Moomin mugs inspired by Ostrobothnia

The Moomin mug called The Night Sailing is many people’s favourite. Tove Slotte got her inspiration for this mug from a sunset in Lepplax. (Photo credit: Fiskars Group)

AS THE PEN TOUCHES the surface of the paper, the upright ears take form first, then the round snout and eyes. The end result is the round, graceful and playful Moomintroll who is known and loved the world over. Tove Slotte’s
job is to depict special moments from the Moomin stories on dishes made by Arabia. Moomin mugs, especially, have almost gained a cult following and are passionately collected far and wide, but most avidly in Finland, Sweden and Japan.

CURRENTLY BASED in Karjalohja in South Finland, Tove Slotte lived her childhood in Jakobstad. Her roots are buried deep in the Ostrobothnian soil and many of her child- hood memories were made on the cliffs of the Lepplax archipelago. Slotte suspects that the lakeside location of her family’s summer cottage and the barren beauty surrounding it have influenced her art, including the Moomin dishes. The cottage is located on an island with few creature comforts. Consequently, the Moomins’ lifestyle feels very familiar and homely to her. “I have experienced many kinds of storms on the island and on a boat and completely comprehend Moominpappa’s fascination with them. I’d say I have a good understanding and even some personal experience of what the Moomins’ life is like. I don’t know if you can see it in the way I work, but perhaps it helps me absorb the stories and images”, Slotte says.


“Maybe the best thing about Jansson’s Moomin illustrations is the fact that every single picture, however small, is a work of art in itself”, says Tove Slotte.

TOVE SLOTTE met the creator of the Moomin characters, Tove Jansson, 30 years ago. They agreed that Slotte will only use Jansson’s Moomin pictures for the Arabia dishes. She doesn’t create something entirely new but instead reflects and respects Jansson’s original art as much as possible.

“Maybe the best thing about Jansson’s Moomin illustrations is the fact that every single picture, however small, is a work
of art in itself. Every day I admire how a single comic strip frame can be so balanced and perfect, the lines so beautiful and the general result so elegant and well thought out”, Slotte says. The most popular mug ever is the pink Moomin Love, in which Moomintroll and Snorkmaiden hug each other. This is the piece many collectors start with. Behind every mug there is a story, and if there is something in the story you can identify with, it’s easy to fall in love with the mug.

“But the atmosphere is also important! The Night Sailing and Moomin’s Day mugs are many people’s favourites. Both depict a sunset by the sea. In one, the Moomin family are sailing home after an adventure and, in the other, Moominmamma is sitting high on a cliff with Moomintroll under her arm, admiring the sunset. These pictures are filled with emotion.”

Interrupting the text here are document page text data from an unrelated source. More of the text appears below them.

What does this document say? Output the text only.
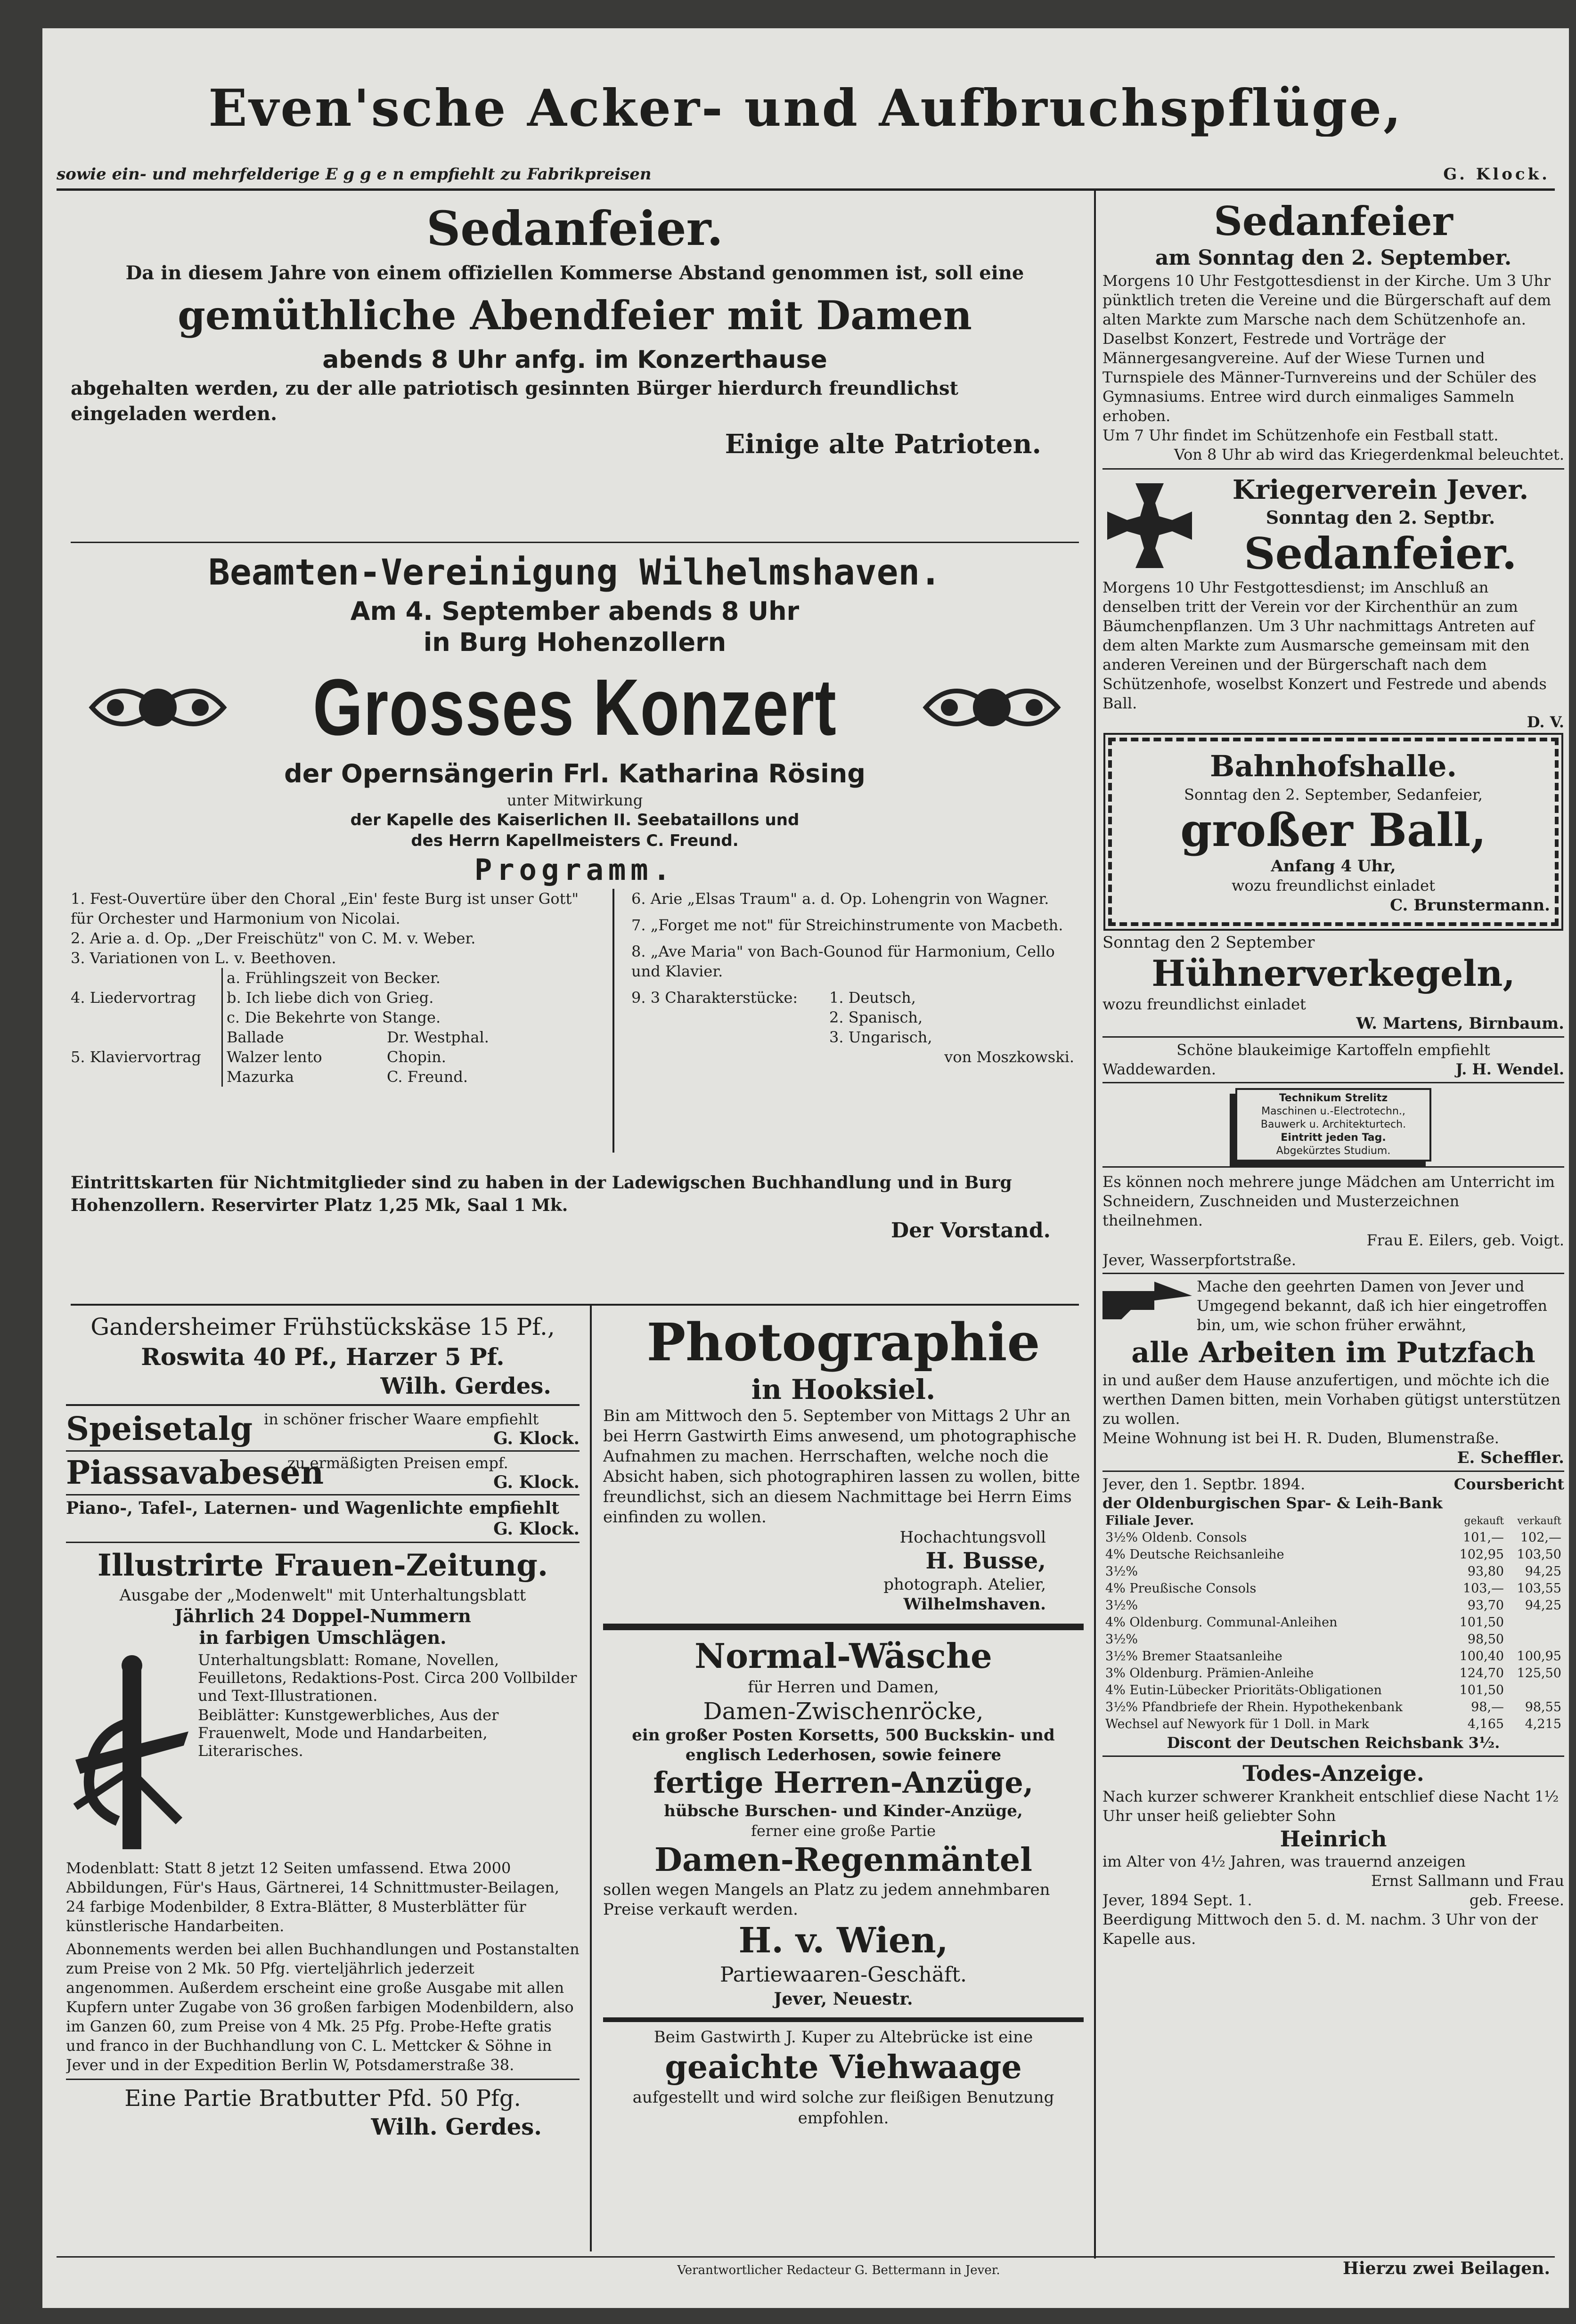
Even'sche Acker- und Aufbruchspflüge,
sowie ein- und mehrfelderige E g g e n empfiehlt zu Fabrikpreisen	G. Klock.
Sedanfeier.
Da in diesem Jahre von einem offiziellen Kommerse Abstand genommen ist, soll eine
gemüthliche Abendfeier mit Damen
abends 8 Uhr anfg. im Konzerthause
abgehalten werden, zu der alle patriotisch gesinnten Bürger hierdurch freundlichst eingeladen werden.
Einige alte Patrioten.
Beamten-Vereinigung Wilhelmshaven.
Am 4. September abends 8 Uhr
in Burg Hohenzollern
Grosses Konzert
der Opernsängerin Frl. Katharina Rösing
unter Mitwirkung
der Kapelle des Kaiserlichen II. Seebataillons und
des Herrn Kapellmeisters C. Freund.
Programm.

1. Fest-Ouvertüre über den Choral „Ein' feste Burg ist unser Gott" für Orchester und Harmonium von Nicolai.

2. Arie a. d. Op. „Der Freischütz" von C. M. v. Weber.

3. Variationen von L. v. Beethoven.

4. Liedervortrag

a. Frühlingszeit von Becker.

b. Ich liebe dich von Grieg.

c. Die Bekehrte von Stange.

5. Klaviervortrag

Ballade	Dr. Westphal.

Walzer lento	Chopin.

Mazurka	C. Freund.

6. Arie „Elsas Traum" a. d. Op. Lohengrin von Wagner.

7. „Forget me not" für Streichinstrumente von Macbeth.

8. „Ave Maria" von Bach-Gounod für Harmonium, Cello und Klavier.

9. 3 Charakterstücke:	1. Deutsch,

2. Spanisch,

3. Ungarisch,

von Moszkowski.

Eintrittskarten für Nichtmitglieder sind zu haben in der Ladewigschen Buchhandlung und in Burg Hohenzollern. Reservirter Platz 1,25 Mk, Saal 1 Mk.
Der Vorstand.
Gandersheimer Frühstückskäse 15 Pf.,
Roswita 40 Pf., Harzer 5 Pf.
Wilh. Gerdes.
Speisetalg in schöner frischer Waare empfiehlt
G. Klock.
Piassavabesen
zu ermäßigten Preisen empf.
G. Klock.
Piano-, Tafel-, Laternen- und Wagenlichte empfiehlt
G. Klock.
Illustrirte Frauen-Zeitung.
Ausgabe der „Modenwelt" mit Unterhaltungsblatt
Jährlich 24 Doppel-Nummern
in farbigen Umschlägen.

Unterhaltungsblatt: Romane, Novellen, Feuilletons, Redaktions-Post. Circa 200 Vollbilder und Text-Illustrationen.

Beiblätter: Kunstgewerbliches, Aus der Frauenwelt, Mode und Handarbeiten, Literarisches.

Modenblatt: Statt 8 jetzt 12 Seiten umfassend. Etwa 2000 Abbildungen, Für's Haus, Gärtnerei, 14 Schnittmuster-Beilagen, 24 farbige Modenbilder, 8 Extra-Blätter, 8 Musterblätter für künstlerische Handarbeiten.

Abonnements werden bei allen Buchhandlungen und Postanstalten zum Preise von 2 Mk. 50 Pfg. vierteljährlich jederzeit angenommen. Außerdem erscheint eine große Ausgabe mit allen Kupfern unter Zugabe von 36 großen farbigen Modenbildern, also im Ganzen 60, zum Preise von 4 Mk. 25 Pfg. Probe-Hefte gratis und franco in der Buchhandlung von C. L. Mettcker & Söhne in Jever und in der Expedition Berlin W, Potsdamerstraße 38.

Eine Partie Bratbutter Pfd. 50 Pfg.
Wilh. Gerdes.
Photographie
in Hooksiel.

Bin am Mittwoch den 5. September von Mittags 2 Uhr an bei Herrn Gastwirth Eims anwesend, um photographische Aufnahmen zu machen. Herrschaften, welche noch die Absicht haben, sich photographiren lassen zu wollen, bitte freundlichst, sich an diesem Nachmittage bei Herrn Eims einfinden zu wollen.

Hochachtungsvoll
H. Busse,
photograph. Atelier,
Wilhelmshaven.
Normal-Wäsche
für Herren und Damen,
Damen-Zwischenröcke,
ein großer Posten Korsetts, 500 Buckskin- und englisch Lederhosen, sowie feinere
fertige Herren-Anzüge,
hübsche Burschen- und Kinder-Anzüge,
ferner eine große Partie
Damen-Regenmäntel
sollen wegen Mangels an Platz zu jedem annehmbaren Preise verkauft werden.
H. v. Wien,
Partiewaaren-Geschäft.
Jever, Neuestr.
Beim Gastwirth J. Kuper zu Altebrücke ist eine
geaichte Viehwaage
aufgestellt und wird solche zur fleißigen Benutzung empfohlen.
Sedanfeier
am Sonntag den 2. September.

Morgens 10 Uhr Festgottesdienst in der Kirche. Um 3 Uhr pünktlich treten die Vereine und die Bürgerschaft auf dem alten Markte zum Marsche nach dem Schützenhofe an. Daselbst Konzert, Festrede und Vorträge der Männergesangvereine. Auf der Wiese Turnen und Turnspiele des Männer-Turnvereins und der Schüler des Gymnasiums. Entree wird durch einmaliges Sammeln erhoben.

Um 7 Uhr findet im Schützenhofe ein Festball statt.

Von 8 Uhr ab wird das Kriegerdenkmal beleuchtet.

Kriegerverein Jever.
Sonntag den 2. Septbr.
Sedanfeier.

Morgens 10 Uhr Festgottesdienst; im Anschluß an denselben tritt der Verein vor der Kirchenthür an zum Bäumchenpflanzen. Um 3 Uhr nachmittags Antreten auf dem alten Markte zum Ausmarsche gemeinsam mit den anderen Vereinen und der Bürgerschaft nach dem Schützenhofe, woselbst Konzert und Festrede und abends Ball.

D. V.
Bahnhofshalle.
Sonntag den 2. September, Sedanfeier,
großer Ball,
Anfang 4 Uhr,
wozu freundlichst einladet
C. Brunstermann.
Sonntag den 2 September
Hühnerverkegeln,
wozu freundlichst einladet
W. Martens, Birnbaum.
Schöne blaukeimige Kartoffeln empfiehlt
Waddewarden.	J. H. Wendel.
Technikum Strelitz
Maschinen u.-Electrotechn.,
Bauwerk u. Architekturtech.
Eintritt jeden Tag.
Abgekürztes Studium.

Es können noch mehrere junge Mädchen am Unterricht im Schneidern, Zuschneiden und Musterzeichnen theilnehmen.

Frau E. Eilers, geb. Voigt.
Jever, Wasserpfortstraße.

Mache den geehrten Damen von Jever und Umgegend bekannt, daß ich hier eingetroffen bin, um, wie schon früher erwähnt,

alle Arbeiten im Putzfach

in und außer dem Hause anzufertigen, und möchte ich die werthen Damen bitten, mein Vorhaben gütigst unterstützen zu wollen.

Meine Wohnung ist bei H. R. Duden, Blumenstraße.

E. Scheffler.
Jever, den 1. Septbr. 1894.	Coursbericht
der Oldenburgischen Spar- & Leih-Bank
Filiale Jever.	gekauft	verkauft
3½% Oldenb. Consols	101,—	102,—
4% Deutsche Reichsanleihe	102,95	103,50
3½%	93,80	94,25
4% Preußische Consols	103,—	103,55
3½%	93,70	94,25
4% Oldenburg. Communal-Anleihen	101,50	
3½%	98,50	
3½% Bremer Staatsanleihe	100,40	100,95
3% Oldenburg. Prämien-Anleihe	124,70	125,50
4% Eutin-Lübecker Prioritäts-Obligationen	101,50	
3½% Pfandbriefe der Rhein. Hypothekenbank	98,—	98,55
Wechsel auf Newyork für 1 Doll. in Mark	4,165	4,215
Discont der Deutschen Reichsbank 3½.
Todes-Anzeige.

Nach kurzer schwerer Krankheit entschlief diese Nacht 1½ Uhr unser heiß geliebter Sohn

Heinrich

im Alter von 4½ Jahren, was trauernd anzeigen

Ernst Sallmann und Frau
Jever, 1894 Sept. 1.	geb. Freese.

Beerdigung Mittwoch den 5. d. M. nachm. 3 Uhr von der Kapelle aus.

Verantwortlicher Redacteur G. Bettermann in Jever.	Hierzu zwei Beilagen.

IN SLOTTE’S OPINION, the Moomins are a fitting inspiration for Finnish design, because nature is always present in the stories. Slotte also describes the Moomins as persistent creatures that epitomise Finnish “sisu”, i.e. determination.

“The Moomin stories are full of roughness and emotion and never pretty and pastel-hued. In my view, the stories are steeped in the landscape of the Finnish soul – our way of thinking and acting”, she explains.

Every summer to this day, Slotte draws new creativity and inspiration from her summer home in Lepplax, which was built by her grandfather in the 1940s. It remains the family’s shared summer paradise with its creativity-inspiring environment where the children and their cousins lounge on the warm lakeside cliffs, build trolls and cabins out of stones, fish and swim to their hearts’ content.
“What I most love about it are the cliffs. I can think of nothing cosier than the cliffs, stones, pines and the lapping of water. At the northern end of the island there are smooth red-granite cliffs. That’s where I recorded the image of the sun setting over the lake on the surface of a particular Moomin dish”, she reveals.

SLOTTE FINDS it easy to identify with the Moomins’ life-affirming stories. They almost seem to blend happily with her own childhood memories. Which of the Moomin characters would Tove Slotte herself be, then?

“I suppose I have a sprinkling of many of the characters. Moominmamma the most and definitely some Moominpappa too. Like him, I like to dream about far-off places and revel in my thoughts of them in the safe and familiar surroundings of my veranda. I like to admire storms and see the flashes of lightning. I want to sail to the farthest island and watch the sun sink into the sea. But like Moominmamma, I love to take care of my family, make juices and jams, grow crops and raise my children, to comfort and love them.”